Air Traffic Control - 1C1X1
Published August 31, 2006
Every day, hundreds of military airplanes and helicopters take off and land all over the world. It is the job of air traffic controllers to monitor these aircraft in order to prevent accidents. Air traffic controllers, or ATCs, direct the movement of aircraft into and out of military airfields all over the world and track aircraft by radar and give voice instructions by radio.
ATCs must also know learn how to operate radio equipment to relay flight and landing instructions, weather reports and safety information to pilots. ATCs are also responsible for plotting aircraft positions on radar equipment, as well as computing aircraft speed, direction and altitude.

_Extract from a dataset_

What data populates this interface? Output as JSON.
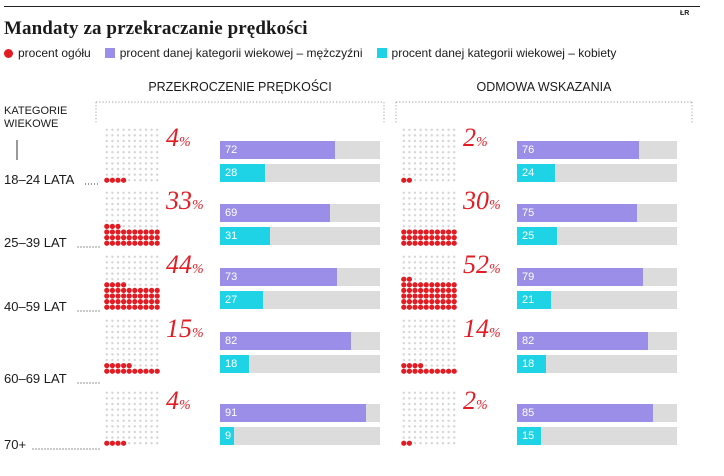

All ATCs must earn and maintain a Federal Aviation Administration ATC Specialist Certificate.
ATCs can deploy to or be stationed anywhere in the world in support of airfield or air base operations. However, being an ATC is not for everyone. Due to the hectic nature of the job, it can be overwhelming at times and Air Traffic Control, whether military or civilian, is also commonly listed among the top five most stressful jobs.
Those interested in joining the air traffic control career field must meet certain eligibility criteria. A candidate must be a high school graduate or equivalent, earn a general score of at least 55 on the Armed Services Vocational Aptitude Battery Test and be able to obtain a Secret security clearance. Also, because of the job's hectic nature, applicants should possess a level head and be able to work well under stress.
After basic training, Airmen assigned to be ATCs will attend a 72-day Air Traffic Control operator course at Keesler Air Force Base, Miss., where they will learn ATC principles and procedures. These include: flight characteristics of aircraft, International Civil Aviation Organization and United States federal and military air directives, the use of aeronautical charts, maps, and publications and the interpretation, use, and limitations of ATC radar, communications systems and navigational aids.